Dans ce contexte, le désespoir a, au début du mois d´avril, poussé des migrants à protester devant le bureau de la Migration « Siglo XXI » à Tapachula pour exiger que leur situation soit prise en compte par les autorités mexicaines.
L´administration mexicaine a réagi de manière ferme.
La ministre de l´Intérieur, Olga Sánchez Cordero, a affirmé : « La seule chose que le Mexique exige d´eux [les migrants] est qu´ils respectent les lois mexicaines et les autorités…. Sauvegarder le contrôle de notre frontière Sud n´est pas une option, mais une obligation de l´État mexicain.”
Des hypothèses et opinions sur ce “revirement”
Plusieurs hypothèses et opinions ont été avancées.
Tout semble indiquer que l’actuelle administration mexicaine aurait été dépassée par ces grands flux migratoires qui ont, au début de l´année, atteint un niveau si élevé que la frontière n´avait pas connu, depuis il y a 12 ans.
Le nouveau gouvernement, n’ayant aucune expérience en la matière, aurait été surpris par les évènements et aurait fini, après plusieurs improvisations sans succès, par choisir la voie la plus facile : celle du durcissement (déportation, fermeture, militarisation, défense de la souveraineté nationale), au détriment de la protection des droits de l´homme.
Les multiples pressions exercées par Donald Trump, qui a même menacé de fermer la frontière avec le Mexique, auraient gain de cause.

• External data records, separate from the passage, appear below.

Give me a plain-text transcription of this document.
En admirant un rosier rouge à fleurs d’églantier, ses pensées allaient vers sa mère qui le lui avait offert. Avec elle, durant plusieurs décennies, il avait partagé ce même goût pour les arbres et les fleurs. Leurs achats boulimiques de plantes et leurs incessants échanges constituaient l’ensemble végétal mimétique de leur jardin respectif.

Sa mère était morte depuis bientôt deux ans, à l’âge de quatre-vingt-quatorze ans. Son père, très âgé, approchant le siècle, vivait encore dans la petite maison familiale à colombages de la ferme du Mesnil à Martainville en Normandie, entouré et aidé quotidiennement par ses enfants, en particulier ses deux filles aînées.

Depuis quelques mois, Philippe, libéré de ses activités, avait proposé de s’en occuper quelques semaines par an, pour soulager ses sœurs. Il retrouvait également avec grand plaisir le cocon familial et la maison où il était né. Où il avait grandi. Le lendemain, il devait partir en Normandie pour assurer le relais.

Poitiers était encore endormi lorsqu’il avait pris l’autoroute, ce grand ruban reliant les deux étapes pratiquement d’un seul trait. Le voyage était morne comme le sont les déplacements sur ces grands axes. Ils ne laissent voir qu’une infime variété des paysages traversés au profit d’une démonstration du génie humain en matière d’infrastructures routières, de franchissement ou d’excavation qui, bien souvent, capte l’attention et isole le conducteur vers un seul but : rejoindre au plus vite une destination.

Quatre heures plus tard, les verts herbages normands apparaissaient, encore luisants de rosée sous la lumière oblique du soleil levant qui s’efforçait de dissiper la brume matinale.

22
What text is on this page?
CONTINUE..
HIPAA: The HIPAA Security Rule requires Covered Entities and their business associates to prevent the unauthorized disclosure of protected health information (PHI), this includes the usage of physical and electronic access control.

Ce qui aurait obligé le président mexicain à agir en faveur de son premier socio commercial (le volume du commerce bilatéral entre les deux pays s´élève à plus de 1.700 millions de dollars), en détenant par tous les moyens les flux migratoires mondialisés en provenance de l´Amérique Centrale, des Caraïbes (Haïti et Cuba) et de l´Afrique pour éviter à tout prix leur arrivée à la frontière commune.
Des critiques plus acerbes, dont celle du président de Mexa Institute Jorge Santibañez, se réfèrent à l’engagement qu’aurait déjà pris le président du Mexique en vue de freiner les flux migratoires arrivant au Mexique ; ce qui, à ses yeux, « est une expression concrète du manque d’expérience de cette administration et de son orgueil».[8]